If you’ve ever tried to follow along with a recipe when the screen is smothered in recommendation tiles before or after the final reveal, or measurement, you know this pain. The company has been working to rid its site of disruptive pop-ups before, relegating older-style annotations to the dust bin and promoting device-friendly elements like cards and end screens.
The platform is additionally eliminating the subscribe button that would appear when a mouse hovered over a channel watermark on desktop. The thinking at YouTube is simple: the main subscribe button already exists directly under the player and hover-to-subscribe had proven redundant and not all that well-used.
Effects on creators: minimal, according to YouTube tests
YouTube says adoption of the option for viewers to hide end screens led to less than 1.5% reduction in views driven from end screens across its tests. The company also says that less than about 0.05% of all channel subscriptions were a result of the hover-to-subscribe watermark interaction — further justifying the removal without being overly detrimental to actual growth.

For creators, the takeaway is to continue using end screens, but to plan for some segment of your audience that may hide them.

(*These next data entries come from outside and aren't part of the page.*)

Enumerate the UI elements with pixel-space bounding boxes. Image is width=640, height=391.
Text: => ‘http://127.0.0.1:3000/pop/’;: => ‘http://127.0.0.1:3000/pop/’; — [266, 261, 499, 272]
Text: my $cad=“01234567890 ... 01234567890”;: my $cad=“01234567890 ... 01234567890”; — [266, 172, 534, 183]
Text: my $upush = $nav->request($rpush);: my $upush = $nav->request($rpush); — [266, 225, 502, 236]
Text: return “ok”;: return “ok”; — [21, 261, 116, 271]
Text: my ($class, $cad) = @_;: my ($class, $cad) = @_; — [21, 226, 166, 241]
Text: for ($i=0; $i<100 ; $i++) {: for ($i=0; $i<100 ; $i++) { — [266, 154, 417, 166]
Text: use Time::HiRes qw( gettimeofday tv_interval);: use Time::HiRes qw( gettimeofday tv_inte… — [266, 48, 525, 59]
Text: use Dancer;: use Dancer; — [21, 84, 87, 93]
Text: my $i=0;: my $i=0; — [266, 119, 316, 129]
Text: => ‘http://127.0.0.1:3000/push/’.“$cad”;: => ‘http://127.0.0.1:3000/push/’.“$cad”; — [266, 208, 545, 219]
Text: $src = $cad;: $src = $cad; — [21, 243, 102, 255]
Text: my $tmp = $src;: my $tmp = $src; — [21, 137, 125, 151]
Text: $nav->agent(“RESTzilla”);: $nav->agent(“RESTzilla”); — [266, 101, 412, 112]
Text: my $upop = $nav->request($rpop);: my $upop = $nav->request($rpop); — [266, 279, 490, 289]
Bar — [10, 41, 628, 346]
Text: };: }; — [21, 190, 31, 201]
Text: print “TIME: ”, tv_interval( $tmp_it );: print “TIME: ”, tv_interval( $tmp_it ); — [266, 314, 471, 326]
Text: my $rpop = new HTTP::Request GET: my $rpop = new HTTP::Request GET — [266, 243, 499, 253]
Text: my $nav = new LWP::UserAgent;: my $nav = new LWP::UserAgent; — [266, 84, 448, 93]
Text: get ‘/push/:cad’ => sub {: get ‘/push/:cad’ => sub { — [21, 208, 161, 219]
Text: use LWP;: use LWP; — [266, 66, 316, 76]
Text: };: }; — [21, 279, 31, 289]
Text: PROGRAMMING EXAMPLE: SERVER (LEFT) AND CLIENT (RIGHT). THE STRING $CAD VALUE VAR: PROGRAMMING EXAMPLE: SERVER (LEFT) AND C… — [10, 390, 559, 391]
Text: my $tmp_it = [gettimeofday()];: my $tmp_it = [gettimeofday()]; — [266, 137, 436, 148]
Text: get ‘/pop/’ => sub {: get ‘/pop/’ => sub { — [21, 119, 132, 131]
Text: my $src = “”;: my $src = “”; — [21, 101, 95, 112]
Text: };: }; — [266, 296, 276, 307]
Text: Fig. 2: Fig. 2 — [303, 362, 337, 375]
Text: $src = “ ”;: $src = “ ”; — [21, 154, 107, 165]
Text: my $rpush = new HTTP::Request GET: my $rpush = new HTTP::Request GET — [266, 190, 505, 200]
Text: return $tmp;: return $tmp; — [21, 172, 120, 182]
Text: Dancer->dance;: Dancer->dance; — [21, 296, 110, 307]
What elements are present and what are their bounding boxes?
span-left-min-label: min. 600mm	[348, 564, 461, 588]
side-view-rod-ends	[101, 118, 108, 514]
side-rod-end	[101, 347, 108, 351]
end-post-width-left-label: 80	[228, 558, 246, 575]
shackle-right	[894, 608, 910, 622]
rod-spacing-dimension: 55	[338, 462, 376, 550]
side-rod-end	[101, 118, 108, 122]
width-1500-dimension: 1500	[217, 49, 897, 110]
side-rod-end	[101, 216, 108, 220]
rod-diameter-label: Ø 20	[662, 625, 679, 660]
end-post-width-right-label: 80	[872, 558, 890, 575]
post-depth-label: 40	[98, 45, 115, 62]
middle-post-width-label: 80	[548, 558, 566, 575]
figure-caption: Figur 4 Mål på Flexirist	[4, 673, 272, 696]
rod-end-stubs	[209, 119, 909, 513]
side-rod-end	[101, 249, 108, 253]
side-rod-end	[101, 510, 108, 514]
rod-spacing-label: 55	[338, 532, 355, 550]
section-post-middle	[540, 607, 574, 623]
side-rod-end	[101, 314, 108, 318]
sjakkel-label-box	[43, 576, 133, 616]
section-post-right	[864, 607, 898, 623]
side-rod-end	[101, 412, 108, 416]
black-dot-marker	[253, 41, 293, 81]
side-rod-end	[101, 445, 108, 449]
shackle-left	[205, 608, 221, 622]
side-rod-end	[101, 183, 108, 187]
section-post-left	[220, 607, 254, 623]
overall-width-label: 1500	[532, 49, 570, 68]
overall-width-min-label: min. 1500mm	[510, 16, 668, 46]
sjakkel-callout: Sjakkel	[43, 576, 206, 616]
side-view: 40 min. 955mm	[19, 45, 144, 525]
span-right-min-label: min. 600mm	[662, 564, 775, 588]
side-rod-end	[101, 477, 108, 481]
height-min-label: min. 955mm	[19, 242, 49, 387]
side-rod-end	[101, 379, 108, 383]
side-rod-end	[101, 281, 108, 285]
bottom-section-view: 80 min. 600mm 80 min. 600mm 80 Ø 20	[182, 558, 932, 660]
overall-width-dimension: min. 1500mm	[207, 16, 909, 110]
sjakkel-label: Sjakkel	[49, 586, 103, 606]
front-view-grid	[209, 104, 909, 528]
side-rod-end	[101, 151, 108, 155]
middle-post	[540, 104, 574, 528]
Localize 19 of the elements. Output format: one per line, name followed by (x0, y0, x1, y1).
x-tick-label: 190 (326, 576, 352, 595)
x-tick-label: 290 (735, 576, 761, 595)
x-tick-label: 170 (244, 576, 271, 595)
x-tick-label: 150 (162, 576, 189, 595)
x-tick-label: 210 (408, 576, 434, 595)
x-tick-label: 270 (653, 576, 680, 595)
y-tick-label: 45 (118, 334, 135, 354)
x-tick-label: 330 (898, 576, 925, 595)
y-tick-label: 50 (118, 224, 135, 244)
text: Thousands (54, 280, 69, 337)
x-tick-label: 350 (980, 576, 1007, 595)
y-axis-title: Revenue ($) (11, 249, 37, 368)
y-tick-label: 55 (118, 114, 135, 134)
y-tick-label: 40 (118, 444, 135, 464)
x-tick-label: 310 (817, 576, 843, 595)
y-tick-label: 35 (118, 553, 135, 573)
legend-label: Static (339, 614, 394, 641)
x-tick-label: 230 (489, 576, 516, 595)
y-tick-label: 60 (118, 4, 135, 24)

Best practices from YouTube’s Creator resources still hold: design the last seconds of your video with end-screen elements in mind, call attention to the next video verbally and reinforce it with pinned comments or description links. Checking read rates for cards and end screens in YouTube Studio can help identify any changes post-change.
A minor wrinkle that’s made the biggest difference in final seconds
End screens are a potent programming tool, but they also exist at a delicate time in the viewing experience — the payoff. In certain categories, from sports highlights and cooking to do-it-yourself demonstration videos and amateur music performances, the final frames can matter most. A one-tap Hide option, then, strikes a balance: creators still have a means to keep viewers in their ecosystem; audiences see less visual noise when it vies for attention with content.
What viewers and creators can do right now on YouTube
Viewers: When the end screen is displayed, tap on Hide in the top right to finish watching the video. If you want the suggestions to return, tap Show. There is no platform-wide toggle, either; you’ll have to make up your mind on a per-video basis.
Creators: Keep an eye on end screen and subscription source analytics in YouTube Studio, and try some minor layout revisions to ensure that crucial visual information isn’t hidden behind overlays. If you have your end screen driving a series flow, make sure to reinforce that with in-video narration and on-screen text so the journey continues even when the panel is closed.
It’s a small control, but one that meaningfully makes the site more watchable — and by YouTube’s own metrics, without significantly denting creator performance.